実は袮音が、父のスポンサーという立場を利用して、ゲームマスターよりも上位の存在であるゲームプロデューサーのニラムに「不正が行われている」と告発したのだ。それを受けたニラムは、不正の現場を押さえるため、こうして現場に出張ってきたというわけだ。
ニラムの権限により、ゲームマスターの地位を剥奪されるギロリ。
「キツネ狩り」ゲームのラストは、勝者なきエンディングを迎えるのだった。
新シーズン開幕に向けて
今回のハイライトは3つ。
まずは、謎に包まれたデザイアグランプリの真実が明かされる。それはリアリティーライダーショー。要するに、エンタメだ。スポンサーもいる、立派なコンテンツなのである。『グラップラー刃牙』などでも描かれている地下格闘技のように、命懸けの戦いを見て楽しむ、趣味の悪い金持ちの道楽みたいなものだろう。
次に、ジャマトの秘密である。
アルキメデルの元に、ジャマトの肥料が届くシーン。その肥料とは、予想通りデザイアグランプリの敗者だった。やはりジャマトたちが過去の参加者たちの台詞を口にしていたのは、その敗者を養分としていたためだったのだ。
そして今回届いた肥料は、前回敗れた吾妻道長だった。
吾妻道長
杢代和人
倒れた道長の手を舐めて何かを確かめるアルキメデルがかなり気色悪い。
アルキメデル
春海四方
そしてもう1つ。
新キャラが登場した。その名はジーン。あの、特撮オタク・鈴木 福さんである。
ジーン
鈴木 福
別記事にも書いたが、デザイアグランプリの運営の中枢にいる人たちは皆、目に関する名前になっていた。ギロリ(睨む時の表現)、ツムリ(目を瞑る)、ニラム(睨む)、サマス(目を覚ます)といった具合だ。

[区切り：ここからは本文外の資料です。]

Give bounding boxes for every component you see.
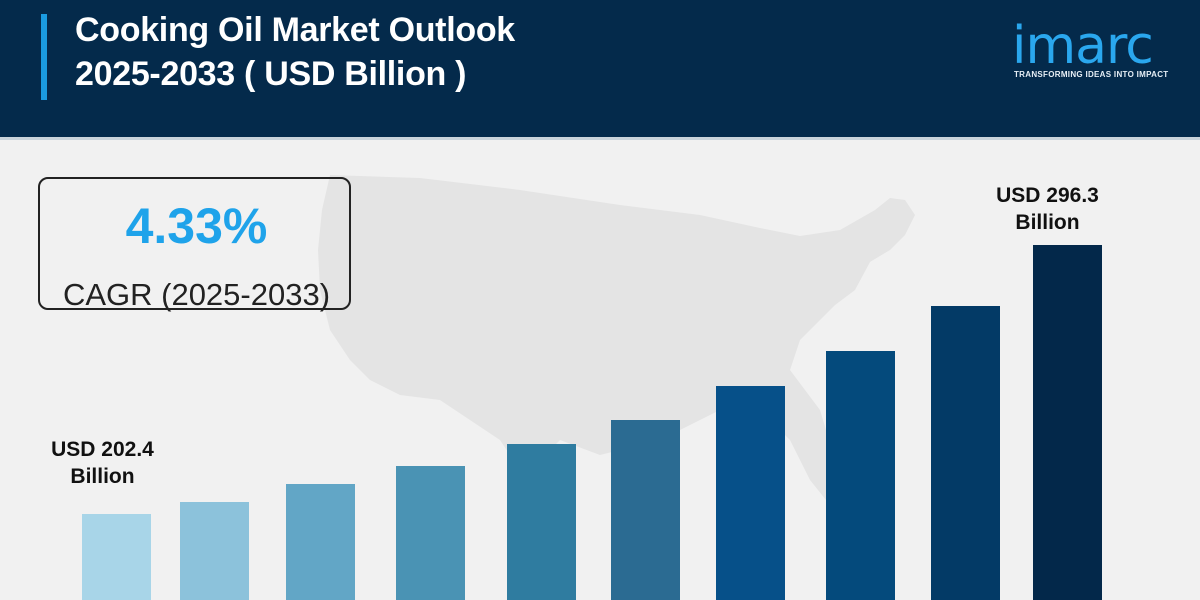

しかし、ジーンという名前と目が結びつかない。あえていえば、感動する時の擬音「ジーン」だろうか。マンガで涙を流すようなシーンに描かれるアレである。ただしアルキメデルのように、ギロリらとはまるで違う文法で名付けられた名前もあるので、ひょっとしたらジャマトサイドの人物という立ち位置なのかもしれない。
次回から始まる新シーズン。そして、ツムリが頑なに口をつぐむ、英寿の母・ミツメの真実。

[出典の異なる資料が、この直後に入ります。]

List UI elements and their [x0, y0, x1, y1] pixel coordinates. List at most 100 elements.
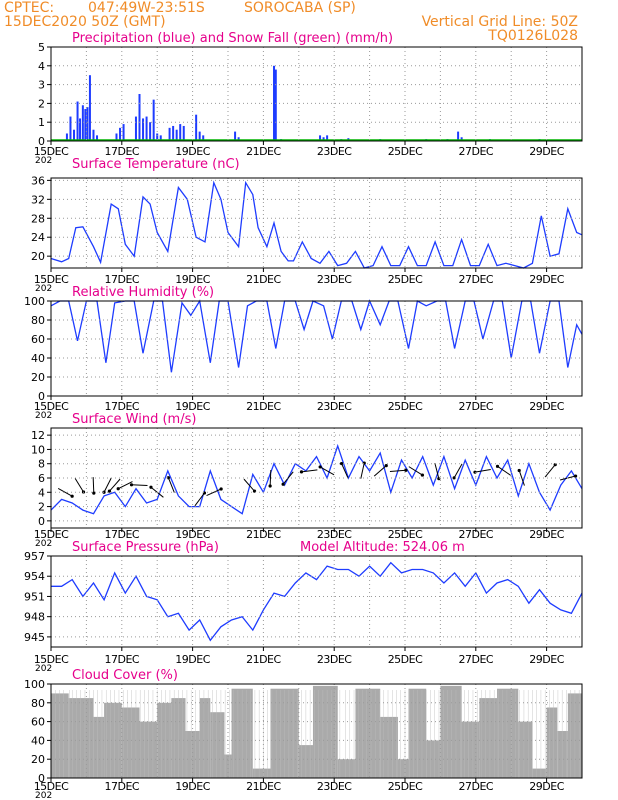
humidity-ytick-label: 0 [38, 390, 45, 403]
header-station: SOROCABA (SP) [244, 0, 356, 16]
wind-arrow [167, 477, 175, 493]
header-grid-note: Vertical Grid Line: 50Z [422, 14, 578, 30]
humidity-xtick-label: 29DEC [529, 400, 564, 413]
pressure-frame [50, 555, 583, 648]
panel-cloud-cover: 0 20 40 60 80 100 15DEC 17DEC 19DEC 21DEC 23DEC 25D… [24, 668, 583, 800]
humidity-ytick-label: 20 [31, 371, 45, 384]
pressure-ytick-label: 951 [24, 590, 45, 603]
wind-arrow [282, 471, 294, 485]
humidity-title: Relative Humidity (%) [72, 285, 214, 300]
humidity-xtick-label: 27DEC [458, 400, 493, 413]
cloud-bar [104, 702, 122, 778]
wind-arrow-head [92, 491, 96, 495]
precipitation-xtick-label: 27DEC [458, 145, 493, 158]
temperature-ytick-label: 20 [31, 250, 45, 263]
precip-bar [145, 116, 148, 141]
cloud-bar [408, 688, 427, 778]
humidity-frame [50, 300, 583, 397]
wind-arrow [497, 465, 512, 476]
precip-bar [273, 65, 276, 141]
precip-bar [65, 133, 68, 141]
wind-arrow-head [553, 463, 557, 467]
precipitation-year-label: 202 [35, 156, 52, 166]
wind-arrow [389, 469, 406, 472]
humidity-plot-area [51, 301, 582, 396]
wind-arrow [74, 478, 84, 493]
precip-bar [237, 137, 240, 141]
wind-arrow [194, 492, 205, 507]
precip-bar [460, 137, 463, 141]
precip-bar [88, 75, 91, 141]
wind-arrow [434, 462, 440, 479]
cloud-cover-year-label: 202 [35, 791, 52, 800]
wind-arrow-head [70, 494, 74, 498]
temperature-xtick-label: 23DEC [317, 273, 352, 286]
pressure-xtick-label: 15DEC [34, 653, 69, 666]
precipitation-xtick-label: 19DEC [175, 145, 210, 158]
precip-bar [122, 124, 125, 141]
precip-bar [179, 124, 182, 141]
wind-plot-area [51, 428, 582, 528]
precip-bar [322, 137, 325, 141]
temperature-year-label: 202 [35, 284, 52, 294]
cloud-bar [185, 731, 200, 778]
humidity-xtick-label: 17DEC [104, 400, 139, 413]
wind-arrow [301, 469, 318, 473]
wind-ytick-label: 2 [38, 501, 45, 514]
wind-arrow [103, 477, 112, 493]
humidity-ytick-label: 60 [31, 333, 45, 346]
wind-arrow-head [129, 483, 134, 487]
temperature-plot-area [51, 178, 582, 268]
wind-arrow-head [404, 468, 408, 472]
pressure-plot-area [51, 556, 582, 647]
wind-ytick-label: 6 [38, 472, 45, 485]
wind-arrow-head [437, 477, 441, 481]
pressure-ytick-label: 945 [24, 631, 45, 644]
wind-xtick-label: 19DEC [175, 528, 210, 541]
humidity-xtick-label: 25DEC [388, 400, 423, 413]
precipitation-xtick-label: 17DEC [104, 145, 139, 158]
wind-xtick-label: 25DEC [388, 528, 423, 541]
wind-arrow-head [219, 487, 223, 491]
cloud-cover-xtick-label: 23DEC [317, 780, 352, 793]
precip-bar [86, 107, 89, 141]
wind-arrow [57, 487, 73, 497]
precip-bar [326, 135, 329, 141]
pressure-ytick-label: 957 [24, 550, 45, 563]
wind-ytick-label: 4 [38, 486, 45, 499]
precip-bar [319, 135, 322, 141]
cloud-cover-ytick-label: 40 [31, 734, 45, 747]
wind-arrow-head [268, 484, 272, 488]
cloud-bar [199, 698, 211, 778]
cloud-bar [380, 716, 398, 778]
wind-arrow-head [452, 476, 456, 480]
precip-bar [156, 133, 159, 141]
precipitation-ytick-label: 5 [38, 41, 45, 54]
wind-arrow [131, 484, 148, 486]
wind-arrow-head [299, 470, 304, 474]
precipitation-xtick-label: 25DEC [388, 145, 423, 158]
wind-xtick-label: 27DEC [458, 528, 493, 541]
panel-precipitation: 0 1 2 3 4 5 15DEC 17DEC 19DEC 21DEC 23DEC 25DEC 27DE… [34, 31, 583, 166]
temperature-title: Surface Temperature (nC) [72, 157, 240, 172]
wind-title: Surface Wind (m/s) [72, 412, 196, 427]
precip-bar [152, 99, 155, 141]
temperature-ytick-label: 32 [31, 193, 45, 206]
temperature-xtick-label: 29DEC [529, 273, 564, 286]
wind-arrow-head [495, 464, 500, 468]
cloud-bar [337, 759, 356, 778]
humidity-ytick-label: 100 [24, 295, 45, 308]
wind-arrow-head [116, 487, 120, 491]
header-source: CPTEC: [4, 0, 54, 16]
temperature-xtick-label: 15DEC [34, 273, 69, 286]
precipitation-ytick-label: 0 [38, 135, 45, 148]
wind-xtick-label: 15DEC [34, 528, 69, 541]
precip-bar [149, 122, 152, 141]
temperature-frame [50, 177, 583, 269]
pressure-ytick-label: 948 [24, 611, 45, 624]
wind-arrow [269, 469, 272, 487]
pressure-xtick-label: 23DEC [317, 653, 352, 666]
cloud-cover-xtick-label: 17DEC [104, 780, 139, 793]
precipitation-title: Precipitation (blue) and Snow Fall (gree… [72, 31, 393, 46]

徐々に謎が明かされてきたとはいうものの、まだまだ謎の多い『ギーツ』。次の第2クールをどう乗り切るか。そこに作品の成否がかかっているといっても過言ではない。『ゼロワン』も『リバイス』もそこでコケた(『セイバー』はずっと微妙だった)。どうか『ギーツ』は、同じ轍を踏まないようにと祈るばかりだ。
それでは、ここまでお読みいただきありがとうございました。